Executives at financial firms want to make changes but seem unsure what to do.

Some are suggesting the offshore bond business model needs a radical overhaul to counteract the impending pension freedom the government has granted to older savers from April next year.

Companies are looking at cutting costs and attracting younger customers with more flexible bonds sold through online platforms.

But, say industry experts, companies like Canada Life and Aegon have already piloted similar schemes and failed to make any inroads with younger savers.

“Offshore bonds have really been bought by investors aged 60 or more to give them an income in retirement,” said Simon Willoughby, of Axa Wealth.

Improved delivery

“But these people already have their wealth and are looking for a financial return. Instead, we want to look at much younger investors who want to make money over the longer term.

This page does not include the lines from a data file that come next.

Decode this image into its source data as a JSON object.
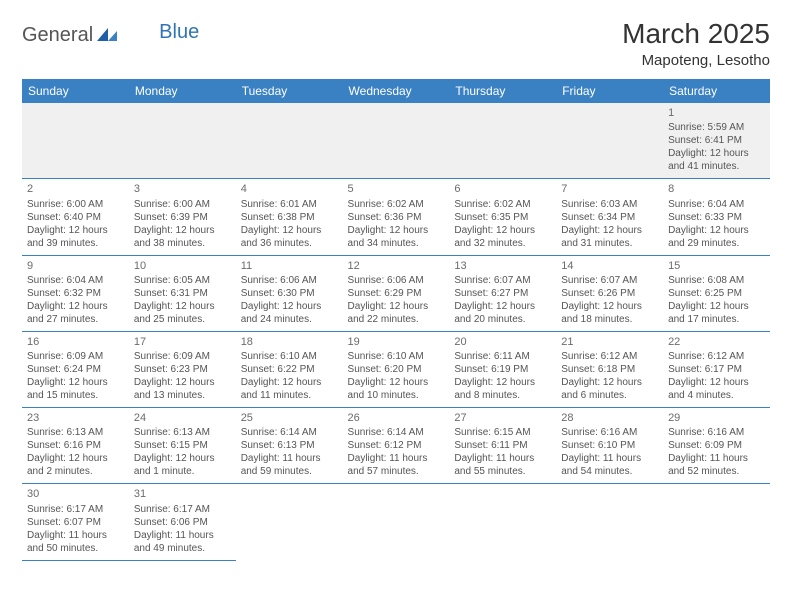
{
  "logo": {
    "general": "General",
    "blue": "Blue"
  },
  "title": "March 2025",
  "location": "Mapoteng, Lesotho",
  "colors": {
    "header_bg": "#3a81c3",
    "header_text": "#ffffff",
    "border": "#3a81c3",
    "text": "#555555",
    "empty_bg": "#f0f0f0",
    "logo_gray": "#555555",
    "logo_blue": "#2f75b5"
  },
  "weekdays": [
    "Sunday",
    "Monday",
    "Tuesday",
    "Wednesday",
    "Thursday",
    "Friday",
    "Saturday"
  ],
  "weeks": [
    [
      null,
      null,
      null,
      null,
      null,
      null,
      {
        "n": "1",
        "sr": "Sunrise: 5:59 AM",
        "ss": "Sunset: 6:41 PM",
        "d1": "Daylight: 12 hours",
        "d2": "and 41 minutes."
      }
    ],
    [
      {
        "n": "2",
        "sr": "Sunrise: 6:00 AM",
        "ss": "Sunset: 6:40 PM",
        "d1": "Daylight: 12 hours",
        "d2": "and 39 minutes."
      },
      {
        "n": "3",
        "sr": "Sunrise: 6:00 AM",
        "ss": "Sunset: 6:39 PM",
        "d1": "Daylight: 12 hours",
        "d2": "and 38 minutes."
      },
      {
        "n": "4",
        "sr": "Sunrise: 6:01 AM",
        "ss": "Sunset: 6:38 PM",
        "d1": "Daylight: 12 hours",
        "d2": "and 36 minutes."
      },
      {
        "n": "5",
        "sr": "Sunrise: 6:02 AM",
        "ss": "Sunset: 6:36 PM",
        "d1": "Daylight: 12 hours",
        "d2": "and 34 minutes."
      },
      {
        "n": "6",
        "sr": "Sunrise: 6:02 AM",
        "ss": "Sunset: 6:35 PM",
        "d1": "Daylight: 12 hours",
        "d2": "and 32 minutes."
      },
      {
        "n": "7",
        "sr": "Sunrise: 6:03 AM",
        "ss": "Sunset: 6:34 PM",
        "d1": "Daylight: 12 hours",
        "d2": "and 31 minutes."
      },
      {
        "n": "8",
        "sr": "Sunrise: 6:04 AM",
        "ss": "Sunset: 6:33 PM",
        "d1": "Daylight: 12 hours",
        "d2": "and 29 minutes."
      }
    ],
    [
      {
        "n": "9",
        "sr": "Sunrise: 6:04 AM",
        "ss": "Sunset: 6:32 PM",
        "d1": "Daylight: 12 hours",
        "d2": "and 27 minutes."
      },
      {
        "n": "10",
        "sr": "Sunrise: 6:05 AM",
        "ss": "Sunset: 6:31 PM",
        "d1": "Daylight: 12 hours",
        "d2": "and 25 minutes."
      },
      {
        "n": "11",
        "sr": "Sunrise: 6:06 AM",
        "ss": "Sunset: 6:30 PM",
        "d1": "Daylight: 12 hours",
        "d2": "and 24 minutes."
      },
      {
        "n": "12",
        "sr": "Sunrise: 6:06 AM",
        "ss": "Sunset: 6:29 PM",
        "d1": "Daylight: 12 hours",
        "d2": "and 22 minutes."
      },
      {
        "n": "13",
        "sr": "Sunrise: 6:07 AM",
        "ss": "Sunset: 6:27 PM",
        "d1": "Daylight: 12 hours",
        "d2": "and 20 minutes."
      },
      {
        "n": "14",
        "sr": "Sunrise: 6:07 AM",
        "ss": "Sunset: 6:26 PM",
        "d1": "Daylight: 12 hours",
        "d2": "and 18 minutes."
      },
      {
        "n": "15",
        "sr": "Sunrise: 6:08 AM",
        "ss": "Sunset: 6:25 PM",
        "d1": "Daylight: 12 hours",
        "d2": "and 17 minutes."
      }
    ],
    [
      {
        "n": "16",
        "sr": "Sunrise: 6:09 AM",
        "ss": "Sunset: 6:24 PM",
        "d1": "Daylight: 12 hours",
        "d2": "and 15 minutes."
      },
      {
        "n": "17",
        "sr": "Sunrise: 6:09 AM",
        "ss": "Sunset: 6:23 PM",
        "d1": "Daylight: 12 hours",
        "d2": "and 13 minutes."
      },
      {
        "n": "18",
        "sr": "Sunrise: 6:10 AM",
        "ss": "Sunset: 6:22 PM",
        "d1": "Daylight: 12 hours",
        "d2": "and 11 minutes."
      },
      {
        "n": "19",
        "sr": "Sunrise: 6:10 AM",
        "ss": "Sunset: 6:20 PM",
        "d1": "Daylight: 12 hours",
        "d2": "and 10 minutes."
      },
      {
        "n": "20",
        "sr": "Sunrise: 6:11 AM",
        "ss": "Sunset: 6:19 PM",
        "d1": "Daylight: 12 hours",
        "d2": "and 8 minutes."
      },
      {
        "n": "21",
        "sr": "Sunrise: 6:12 AM",
        "ss": "Sunset: 6:18 PM",
        "d1": "Daylight: 12 hours",
        "d2": "and 6 minutes."
      },
      {
        "n": "22",
        "sr": "Sunrise: 6:12 AM",
        "ss": "Sunset: 6:17 PM",
        "d1": "Daylight: 12 hours",
        "d2": "and 4 minutes."
      }
    ],
    [
      {
        "n": "23",
        "sr": "Sunrise: 6:13 AM",
        "ss": "Sunset: 6:16 PM",
        "d1": "Daylight: 12 hours",
        "d2": "and 2 minutes."
      },
      {
        "n": "24",
        "sr": "Sunrise: 6:13 AM",
        "ss": "Sunset: 6:15 PM",
        "d1": "Daylight: 12 hours",
        "d2": "and 1 minute."
      },
      {
        "n": "25",
        "sr": "Sunrise: 6:14 AM",
        "ss": "Sunset: 6:13 PM",
        "d1": "Daylight: 11 hours",
        "d2": "and 59 minutes."
      },
      {
        "n": "26",
        "sr": "Sunrise: 6:14 AM",
        "ss": "Sunset: 6:12 PM",
        "d1": "Daylight: 11 hours",
        "d2": "and 57 minutes."
      },
      {
        "n": "27",
        "sr": "Sunrise: 6:15 AM",
        "ss": "Sunset: 6:11 PM",
        "d1": "Daylight: 11 hours",
        "d2": "and 55 minutes."
      },
      {
        "n": "28",
        "sr": "Sunrise: 6:16 AM",
        "ss": "Sunset: 6:10 PM",
        "d1": "Daylight: 11 hours",
        "d2": "and 54 minutes."
      },
      {
        "n": "29",
        "sr": "Sunrise: 6:16 AM",
        "ss": "Sunset: 6:09 PM",
        "d1": "Daylight: 11 hours",
        "d2": "and 52 minutes."
      }
    ],
    [
      {
        "n": "30",
        "sr": "Sunrise: 6:17 AM",
        "ss": "Sunset: 6:07 PM",
        "d1": "Daylight: 11 hours",
        "d2": "and 50 minutes."
      },
      {
        "n": "31",
        "sr": "Sunrise: 6:17 AM",
        "ss": "Sunset: 6:06 PM",
        "d1": "Daylight: 11 hours",
        "d2": "and 49 minutes."
      },
      null,
      null,
      null,
      null,
      null
    ]
  ]
}
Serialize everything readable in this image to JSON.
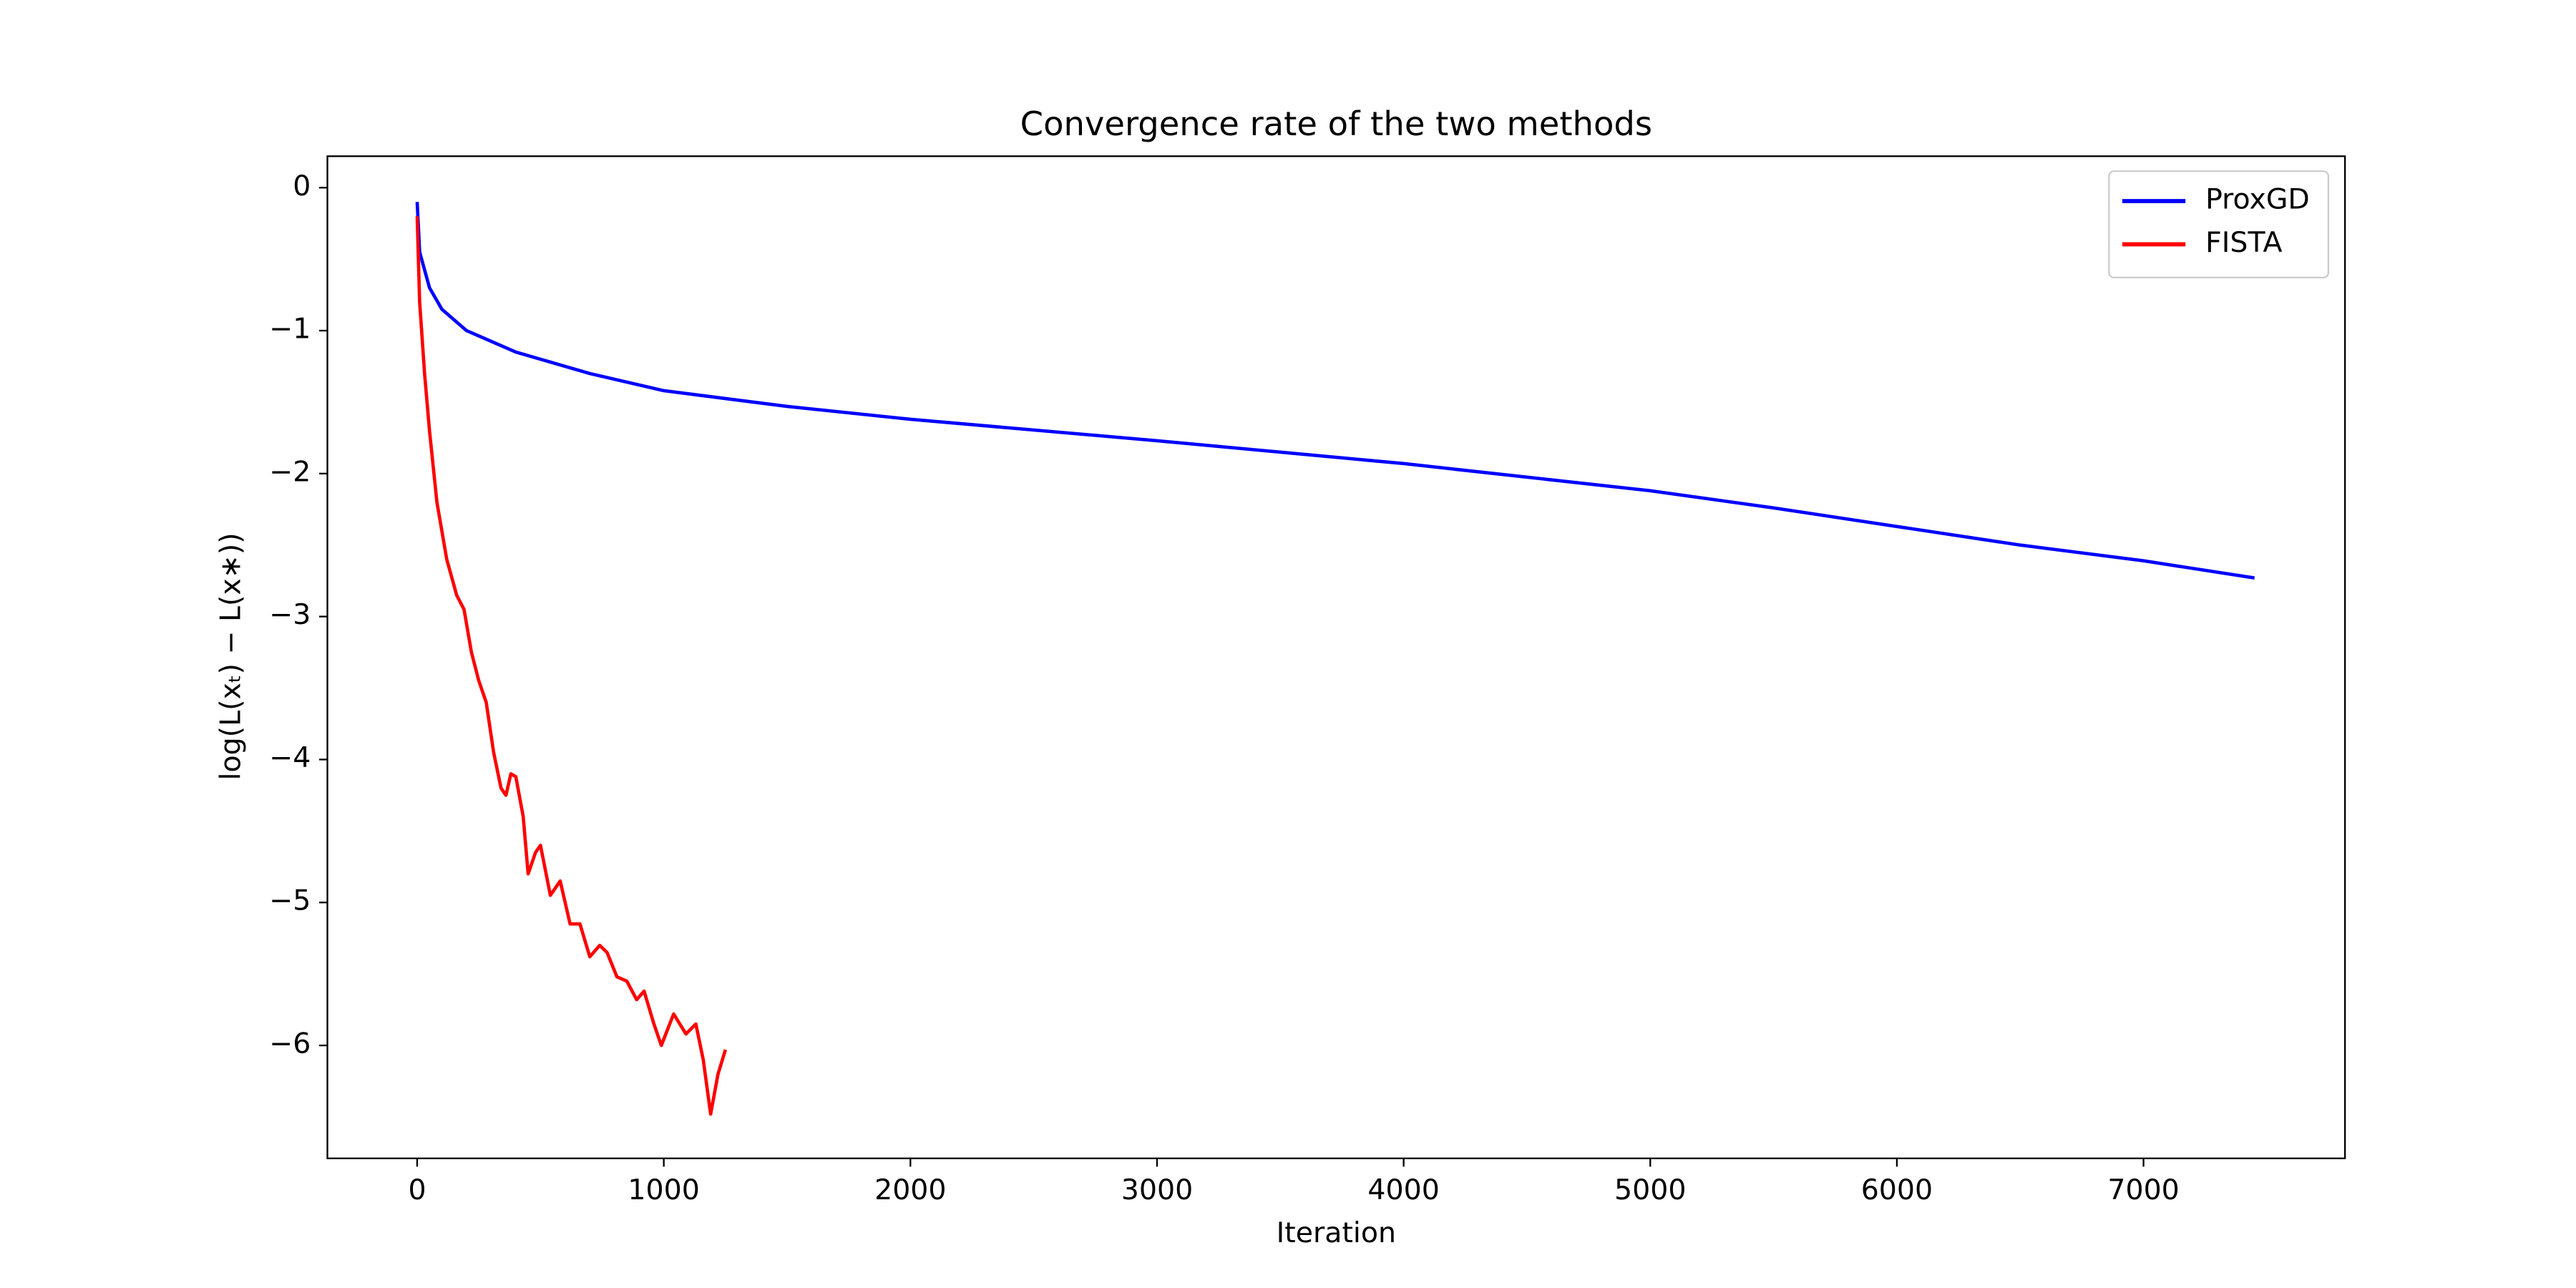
{
  "chart_data": {
    "type": "line",
    "title": "Convergence rate of the two methods",
    "x_label": "Iteration",
    "y_label": "log(L(xₜ) − L(x∗))",
    "xlim": [
      -364,
      7817
    ],
    "ylim": [
      -6.79,
      0.22
    ],
    "xticks": [
      0,
      1000,
      2000,
      3000,
      4000,
      5000,
      6000,
      7000
    ],
    "yticks": [
      {
        "value": 0,
        "label": "0"
      },
      {
        "value": -1,
        "label": "−1"
      },
      {
        "value": -2,
        "label": "−2"
      },
      {
        "value": -3,
        "label": "−3"
      },
      {
        "value": -4,
        "label": "−4"
      },
      {
        "value": -5,
        "label": "−5"
      },
      {
        "value": -6,
        "label": "−6"
      }
    ],
    "legend": "upper right",
    "series": [
      {
        "name": "ProxGD",
        "color": "#0000ff",
        "x": [
          0,
          10,
          50,
          100,
          200,
          400,
          700,
          1000,
          1500,
          2000,
          3000,
          4000,
          5000,
          5500,
          6000,
          6500,
          7000,
          7450
        ],
        "values": [
          -0.1,
          -0.45,
          -0.7,
          -0.85,
          -1.0,
          -1.15,
          -1.3,
          -1.42,
          -1.53,
          -1.62,
          -1.77,
          -1.93,
          -2.12,
          -2.24,
          -2.37,
          -2.5,
          -2.61,
          -2.73
        ]
      },
      {
        "name": "FISTA",
        "color": "#ff0000",
        "x": [
          0,
          10,
          30,
          50,
          80,
          120,
          160,
          190,
          220,
          250,
          280,
          310,
          340,
          360,
          380,
          400,
          430,
          450,
          480,
          500,
          540,
          580,
          620,
          660,
          700,
          740,
          770,
          810,
          850,
          890,
          920,
          960,
          990,
          1040,
          1090,
          1130,
          1160,
          1190,
          1220,
          1250
        ],
        "values": [
          -0.2,
          -0.8,
          -1.3,
          -1.7,
          -2.2,
          -2.6,
          -2.85,
          -2.95,
          -3.25,
          -3.45,
          -3.6,
          -3.95,
          -4.2,
          -4.25,
          -4.1,
          -4.12,
          -4.4,
          -4.8,
          -4.65,
          -4.6,
          -4.95,
          -4.85,
          -5.15,
          -5.15,
          -5.38,
          -5.3,
          -5.35,
          -5.52,
          -5.55,
          -5.68,
          -5.62,
          -5.85,
          -6.0,
          -5.78,
          -5.92,
          -5.85,
          -6.1,
          -6.48,
          -6.2,
          -6.03
        ]
      }
    ]
  }
}
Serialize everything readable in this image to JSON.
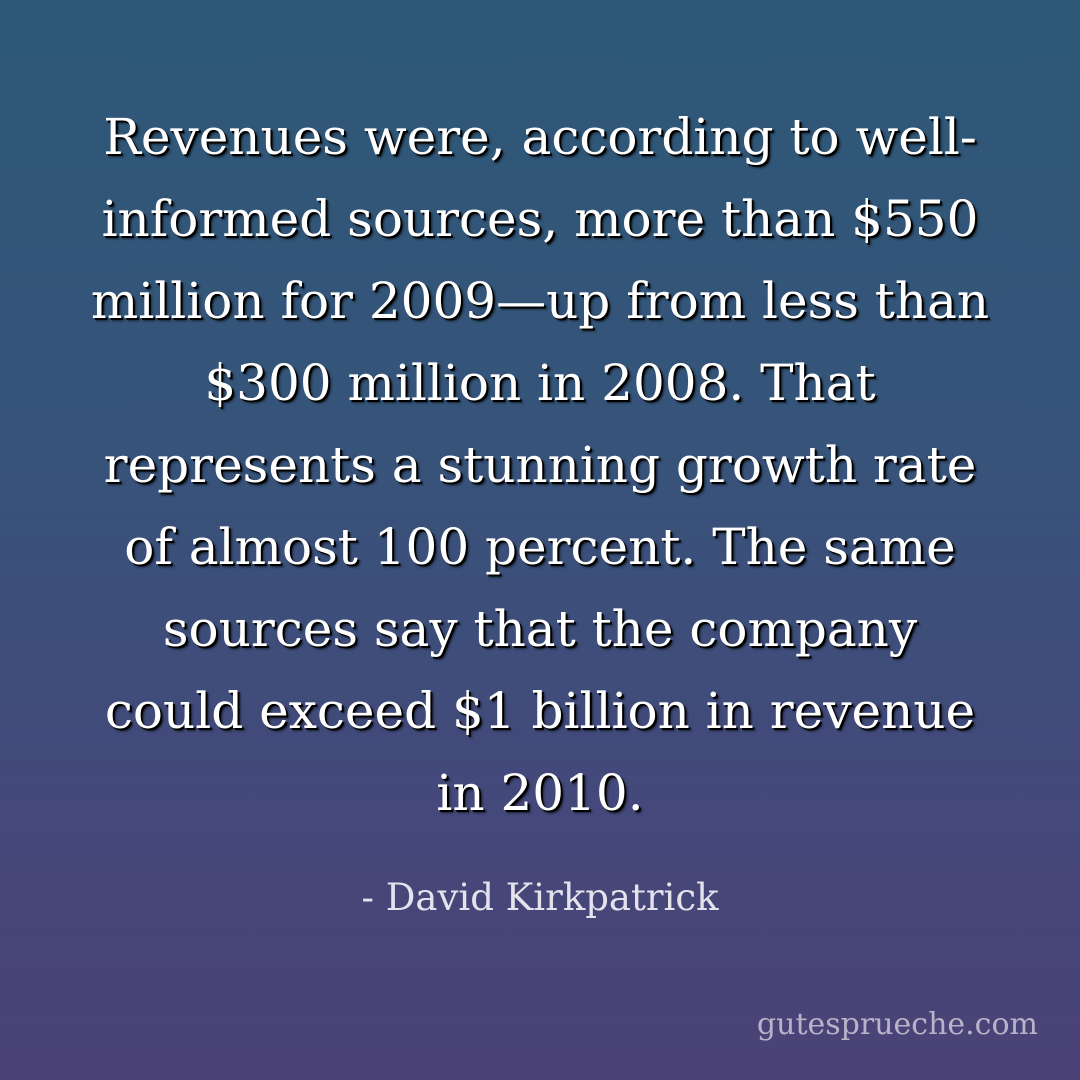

“Typically, these investors are high earners in their 30s.”

Several companies see improving the way offshore bonds are delivered online as one solution to the fall in sales.

“The market has changed over the past year with regulation and a major shift in the way people think about funding their retirement in response to government measures to let them access pension money more easily,” said Richard Leeson, chief executive at Adviser Advocate.

“We need to think about the products, our customers and how we deliver our products to them.”

Some industry experts believe the decrease in offshore bond sales is a response to the malaise of the economy in recent years, and once the economy picks up, sales will be reinvigorated explained Canada Life International chief executive Sean Christian.